Julgado num processo paralelo, John Yettaw, veterano da Guerra do Vietname, vai agora cumprir uma pena de sete anos de trabalhos forçados. Durante o julgamento, alegou sempre que a proeza de Maio foi inspirada por um "aviso de Deus" sobre uma plano "terrorista" para assassinar Aung San Suu Kyi. O norte-americano sofre de problemas cardíacos, diabetes e epilepsia e esteve hospitalizado nas últimas semanas.
"Aung San Suu Kyi foi considerada culpada das acusações, pelo que determino uma pena de três anos de prisão". Foi com estas palavras que o juiz de Insein selou a leitura da sentença. Minutos depois, caberia ao major-general Muang Oo, ministro do Interior, dar voz a uma decisão assinada pela mão do líder da junta.
A pena seria cortada para metade à luz de dois argumentos oficiais: o facto de a líder da Oposição ser filha de Aung San, o herói da independência da Birmânia face à Grã-Bretanha, e "a necessidade de preservar a paz e a tranquilidade na comunidade e prevenir quaisquer distúrbios no roteiro para a democracia".
O "roteiro" corresponde à fórmula utilizada pelo regime para descrever o que afirma ser um conjunto de reformas democráticas destinadas a levar o país às urnas em 2010, num processo eleitoral multipartidário.
Os críticos do regime sustentam que o prolongamento da detenção de Aung San Suu Kyi deixa patentes as reais intenções da junta militar, que mantém atrás das grades perto de dois mil prisioneiros políticos e o país cingido por um punho de ferro - a última vaga de repressão na União da Birmânia, que o regime rebaptizou como Myanmar em Junho de 1989, teve lugar em Setembro de 2007, quando milhares de monges budistas deram voz ao descontentamento nas ruas.
Sentença dá lugar a protestos
A decisão da junta está a motivar uma extensa barragem de críticas e condenações por parte de vários países e organizações de defesa dos Direitos Humanos.
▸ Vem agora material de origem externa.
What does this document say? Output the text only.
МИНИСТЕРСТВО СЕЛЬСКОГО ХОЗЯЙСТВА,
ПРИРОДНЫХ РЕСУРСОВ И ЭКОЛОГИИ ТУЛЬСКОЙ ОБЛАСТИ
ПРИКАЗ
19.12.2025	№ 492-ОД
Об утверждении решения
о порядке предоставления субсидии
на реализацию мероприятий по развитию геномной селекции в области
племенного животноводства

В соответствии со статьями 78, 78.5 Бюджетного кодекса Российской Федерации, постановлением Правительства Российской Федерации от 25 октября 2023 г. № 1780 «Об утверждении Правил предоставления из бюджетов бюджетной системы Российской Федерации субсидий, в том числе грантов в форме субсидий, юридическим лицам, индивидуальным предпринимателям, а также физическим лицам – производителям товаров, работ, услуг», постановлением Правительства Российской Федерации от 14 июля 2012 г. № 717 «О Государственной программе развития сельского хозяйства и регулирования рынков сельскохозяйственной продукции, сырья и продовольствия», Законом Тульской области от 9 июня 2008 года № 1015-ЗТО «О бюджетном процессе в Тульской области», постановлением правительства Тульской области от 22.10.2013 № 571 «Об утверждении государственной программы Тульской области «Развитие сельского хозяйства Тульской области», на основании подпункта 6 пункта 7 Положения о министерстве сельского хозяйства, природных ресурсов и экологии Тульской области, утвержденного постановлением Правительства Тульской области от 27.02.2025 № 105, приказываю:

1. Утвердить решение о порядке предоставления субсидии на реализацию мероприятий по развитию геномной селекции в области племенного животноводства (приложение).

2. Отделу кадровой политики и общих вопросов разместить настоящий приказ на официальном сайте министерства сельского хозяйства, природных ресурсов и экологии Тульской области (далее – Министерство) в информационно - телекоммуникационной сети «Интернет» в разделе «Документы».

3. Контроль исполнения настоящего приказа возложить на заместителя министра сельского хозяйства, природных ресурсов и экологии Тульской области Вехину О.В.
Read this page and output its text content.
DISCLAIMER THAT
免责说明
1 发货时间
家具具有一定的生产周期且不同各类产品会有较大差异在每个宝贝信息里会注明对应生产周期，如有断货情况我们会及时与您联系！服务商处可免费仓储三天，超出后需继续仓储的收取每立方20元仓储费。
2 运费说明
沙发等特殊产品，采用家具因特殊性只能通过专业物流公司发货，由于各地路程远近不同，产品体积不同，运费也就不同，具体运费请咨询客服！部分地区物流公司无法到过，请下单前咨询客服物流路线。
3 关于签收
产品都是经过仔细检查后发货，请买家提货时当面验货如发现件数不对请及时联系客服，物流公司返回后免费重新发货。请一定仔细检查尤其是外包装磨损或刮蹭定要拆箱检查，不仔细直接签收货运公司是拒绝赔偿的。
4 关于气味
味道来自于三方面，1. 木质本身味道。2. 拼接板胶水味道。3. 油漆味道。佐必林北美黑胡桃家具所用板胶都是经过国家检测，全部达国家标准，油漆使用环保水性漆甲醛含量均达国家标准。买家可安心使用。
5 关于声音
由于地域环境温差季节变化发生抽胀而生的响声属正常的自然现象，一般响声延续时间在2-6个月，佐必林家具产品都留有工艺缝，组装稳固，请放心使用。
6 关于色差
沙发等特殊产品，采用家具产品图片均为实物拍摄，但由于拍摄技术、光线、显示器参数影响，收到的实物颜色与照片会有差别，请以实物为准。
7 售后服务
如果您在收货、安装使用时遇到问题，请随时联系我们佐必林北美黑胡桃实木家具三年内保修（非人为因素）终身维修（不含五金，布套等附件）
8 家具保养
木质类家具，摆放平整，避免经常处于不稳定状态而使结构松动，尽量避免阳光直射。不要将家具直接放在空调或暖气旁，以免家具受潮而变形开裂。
A começar pela Amnistia Internacional, que fala de um veredicto "ofensivo" resultante de mais uma "mascarada política".
A sentença deixou também "triste" o primeiro-ministro britânico, Gordon Brown, e levou a presidência sueca da União Europeia a prometer uma resposta com "novas medidas direccionadas aos responsáveis pelo veredicto" e o reforço "das medidas restritivas para o regime da Birmânia, incluindo os seus interesses económicos". O Presidente francês, Nicolas Sarkozy, sugeriu mesmo a implementação de sanções apontadas às exportações birmanesas de madeira e rubis.
A Malásia apelou, por seu turno, à realização de um encontro de emergência da Associação das Nações do Sudeste Asiático (Tailândia, Malásia, Singapura, Indonésia, Filipinas, Brunei, Vietname, Laos, Camboja e Birmânia). Com a sentença agora proferida, sublinhou o Ministério malaio dos Negócios Estrangeiros, "Aung San Suu Kyi fica sem meios para participar nas eleições gerais do próximo ano, que deveriam ser livres e justas".